Cuando vi el anuncio de “se necesita limpiacristales” pensé que era mi oportunidad. El sueldo era inmejorable y los requisitos mínimos. No leí más. No me hizo falta. Por fin un trabajo al que podía aspirar. Vestido de gala, tejanos limpios y camiseta de una marca cara de ginebra —pues quería causar buena impresión—, me presenté en el punto indicado. Que la entrevista tuviera lugar en aquel sitio tan particular, debió advertirme. Que apenas hubiera aspirantes, debió inquietarme. Pero eso no pasó. Nunca he sido muy bueno interpretando las señales.

—Imagino que sabrá usted nadar —demandó el entrevistador a bocajarro, sin mediar presentación ni fórmula de cortesía alguna—. Disculpe que sea tan directo, pero no se puede imaginar el día que llevo.

—Si, sí sé nadar —respondí dubitativo, sin entender el sentido de la pregunta—. En especial mariposa. —Imité con los brazos el gesto para aclarar a mi interlocutor a qué estilo correspondía. No era plan de ponérmelo en contra a las primeras de cambio.

—¿Claustrofóbico? —añadió a continuación aumentando mi desconcierto.

—Para nada —mentí.

—¿Problemas respiratorios?

—Tampoco. —En aquel momento, pensé que tal vez había confundido la dirección de la entrevista, pues el interrogatorio empezaba a parecerme absurdo.

—¿Problemas de reuma?

—No, no. —Llegado ese punto no pude aguantar más y, a riesgo de parecer descortés, interrumpí la batería de preguntas—. Creo que ha habido un error, yo venía por el puesto de limpiacristales.

—Y yo soy el encargado de contratarlo. ¿Fuma? —Aquel hombre era insaciable.

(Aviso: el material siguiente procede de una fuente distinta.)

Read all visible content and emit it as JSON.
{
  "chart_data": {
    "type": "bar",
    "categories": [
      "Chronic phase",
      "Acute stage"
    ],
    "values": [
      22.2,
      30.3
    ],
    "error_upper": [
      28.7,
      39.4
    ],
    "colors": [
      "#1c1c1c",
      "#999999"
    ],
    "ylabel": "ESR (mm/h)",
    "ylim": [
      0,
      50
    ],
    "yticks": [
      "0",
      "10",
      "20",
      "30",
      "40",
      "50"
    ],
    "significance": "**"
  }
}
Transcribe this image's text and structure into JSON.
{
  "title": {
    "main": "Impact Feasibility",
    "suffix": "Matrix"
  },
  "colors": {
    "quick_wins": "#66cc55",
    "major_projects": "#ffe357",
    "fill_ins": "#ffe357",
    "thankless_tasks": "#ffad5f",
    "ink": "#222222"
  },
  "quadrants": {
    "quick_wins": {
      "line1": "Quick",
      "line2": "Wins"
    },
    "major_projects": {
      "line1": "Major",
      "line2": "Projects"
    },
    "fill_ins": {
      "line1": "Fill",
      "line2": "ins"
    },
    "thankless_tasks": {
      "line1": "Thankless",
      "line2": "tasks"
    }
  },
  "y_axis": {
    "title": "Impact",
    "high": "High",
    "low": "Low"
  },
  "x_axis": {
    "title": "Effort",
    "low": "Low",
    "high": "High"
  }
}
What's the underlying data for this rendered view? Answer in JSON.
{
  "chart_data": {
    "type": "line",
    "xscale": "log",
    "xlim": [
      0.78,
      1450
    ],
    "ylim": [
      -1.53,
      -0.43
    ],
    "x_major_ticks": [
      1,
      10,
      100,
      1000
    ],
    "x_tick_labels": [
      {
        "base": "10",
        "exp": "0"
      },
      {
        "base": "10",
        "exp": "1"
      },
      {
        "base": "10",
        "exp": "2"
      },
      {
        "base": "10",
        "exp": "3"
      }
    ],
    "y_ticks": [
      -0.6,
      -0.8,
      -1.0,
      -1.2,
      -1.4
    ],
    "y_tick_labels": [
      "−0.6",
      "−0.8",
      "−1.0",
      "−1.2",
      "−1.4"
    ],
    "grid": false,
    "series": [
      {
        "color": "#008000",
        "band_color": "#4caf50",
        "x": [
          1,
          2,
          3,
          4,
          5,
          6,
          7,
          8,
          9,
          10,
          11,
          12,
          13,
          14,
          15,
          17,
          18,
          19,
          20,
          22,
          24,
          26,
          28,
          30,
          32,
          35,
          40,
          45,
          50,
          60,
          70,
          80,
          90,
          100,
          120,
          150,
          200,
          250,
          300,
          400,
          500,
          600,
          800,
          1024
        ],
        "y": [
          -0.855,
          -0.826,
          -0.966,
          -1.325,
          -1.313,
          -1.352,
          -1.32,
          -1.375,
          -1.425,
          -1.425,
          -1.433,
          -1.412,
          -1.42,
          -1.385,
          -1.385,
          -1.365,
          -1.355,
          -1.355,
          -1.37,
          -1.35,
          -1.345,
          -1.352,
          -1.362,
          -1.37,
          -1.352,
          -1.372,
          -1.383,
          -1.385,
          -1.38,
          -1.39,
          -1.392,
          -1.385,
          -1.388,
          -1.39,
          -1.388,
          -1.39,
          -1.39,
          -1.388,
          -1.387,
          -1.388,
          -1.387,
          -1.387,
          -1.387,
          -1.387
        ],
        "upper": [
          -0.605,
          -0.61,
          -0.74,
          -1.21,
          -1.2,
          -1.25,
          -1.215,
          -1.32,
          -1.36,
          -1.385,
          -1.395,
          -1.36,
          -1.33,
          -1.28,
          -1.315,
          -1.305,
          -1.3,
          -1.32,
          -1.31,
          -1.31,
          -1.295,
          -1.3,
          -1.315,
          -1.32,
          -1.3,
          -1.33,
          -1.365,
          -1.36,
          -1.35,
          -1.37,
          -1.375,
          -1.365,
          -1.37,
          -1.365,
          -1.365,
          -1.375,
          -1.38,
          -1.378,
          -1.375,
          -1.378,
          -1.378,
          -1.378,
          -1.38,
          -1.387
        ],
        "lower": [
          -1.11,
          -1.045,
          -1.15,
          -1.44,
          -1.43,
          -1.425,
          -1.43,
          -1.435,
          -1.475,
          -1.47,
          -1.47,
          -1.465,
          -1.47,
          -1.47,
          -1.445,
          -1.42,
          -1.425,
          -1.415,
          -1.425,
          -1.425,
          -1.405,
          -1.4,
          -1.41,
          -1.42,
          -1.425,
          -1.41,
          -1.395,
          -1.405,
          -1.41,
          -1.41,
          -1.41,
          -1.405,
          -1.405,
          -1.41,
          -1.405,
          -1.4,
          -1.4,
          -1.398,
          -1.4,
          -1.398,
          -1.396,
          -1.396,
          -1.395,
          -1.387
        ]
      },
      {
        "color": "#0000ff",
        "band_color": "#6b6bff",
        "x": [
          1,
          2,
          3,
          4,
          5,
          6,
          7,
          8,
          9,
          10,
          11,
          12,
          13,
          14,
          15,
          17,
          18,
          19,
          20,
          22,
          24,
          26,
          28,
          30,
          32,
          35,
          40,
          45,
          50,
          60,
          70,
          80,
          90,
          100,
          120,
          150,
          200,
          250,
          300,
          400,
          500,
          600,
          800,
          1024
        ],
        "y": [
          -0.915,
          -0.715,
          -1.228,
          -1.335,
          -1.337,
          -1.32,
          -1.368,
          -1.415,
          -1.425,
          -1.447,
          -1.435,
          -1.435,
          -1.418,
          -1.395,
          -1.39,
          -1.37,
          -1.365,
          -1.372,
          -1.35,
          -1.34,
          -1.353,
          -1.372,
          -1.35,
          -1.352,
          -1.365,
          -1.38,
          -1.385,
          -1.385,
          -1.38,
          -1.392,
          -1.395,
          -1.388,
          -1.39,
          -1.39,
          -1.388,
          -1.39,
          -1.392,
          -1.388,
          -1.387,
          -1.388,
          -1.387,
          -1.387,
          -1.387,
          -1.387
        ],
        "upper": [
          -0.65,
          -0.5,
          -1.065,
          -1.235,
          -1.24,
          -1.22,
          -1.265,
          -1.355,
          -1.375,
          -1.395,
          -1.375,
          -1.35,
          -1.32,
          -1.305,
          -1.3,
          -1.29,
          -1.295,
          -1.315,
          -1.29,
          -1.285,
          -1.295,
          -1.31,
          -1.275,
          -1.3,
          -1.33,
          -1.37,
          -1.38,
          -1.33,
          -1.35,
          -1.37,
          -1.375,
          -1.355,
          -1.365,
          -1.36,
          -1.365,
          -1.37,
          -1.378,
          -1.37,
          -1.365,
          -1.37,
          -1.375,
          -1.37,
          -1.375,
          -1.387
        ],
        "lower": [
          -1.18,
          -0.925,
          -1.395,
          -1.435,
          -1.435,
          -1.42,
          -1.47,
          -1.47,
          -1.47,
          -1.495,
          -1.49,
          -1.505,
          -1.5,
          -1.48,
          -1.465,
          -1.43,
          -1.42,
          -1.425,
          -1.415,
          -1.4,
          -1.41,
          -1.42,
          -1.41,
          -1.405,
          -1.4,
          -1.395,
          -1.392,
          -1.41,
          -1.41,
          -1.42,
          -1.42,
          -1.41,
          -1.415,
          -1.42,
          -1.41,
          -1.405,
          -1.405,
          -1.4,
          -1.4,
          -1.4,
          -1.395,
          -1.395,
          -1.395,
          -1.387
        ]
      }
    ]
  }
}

—No —volví a mentir cada vez con más ganas de llenar mis pulmones de Ducados.

—¿Alguna alergia?

—No conocida.

—Perfecto. Póngase esto y métase en el agua. —Lanzó a mis pies, para aumentar mi estupefacción, un traje de buzo.

Supongo que fue entonces cuando debí preguntarle a aquel hombre qué sentido tenía meterme en una piscina, qué clase de cristales eran los que debía limpiar y por qué aquel tercer grado sobre mi salud. Pero no lo hice. Gran error. Entre una timidez cultivada a la perfección, un miedo atroz a meter la pata hasta el corvejón y la imperiosa necesidad de ingresar posibles en mi anoréxica cuenta bancaria, preferí permanecer a la expectativa y ver por dónde discurrían los acontecimientos.

Y así acabé aquí.

El lugar es extraño, sí. Muy particular, también. Pero con el tiempo vivir en Atlantis no es tan malo como supuse el primer día. Tampoco es la panacea, no nos confundamos. Es, como decirlo, llevable. Lo que nunca llegué a imaginar fue lo difícil de limpiar que resulta la maldita cúpula que recubre la ciudad. Sobre todo, por fuera.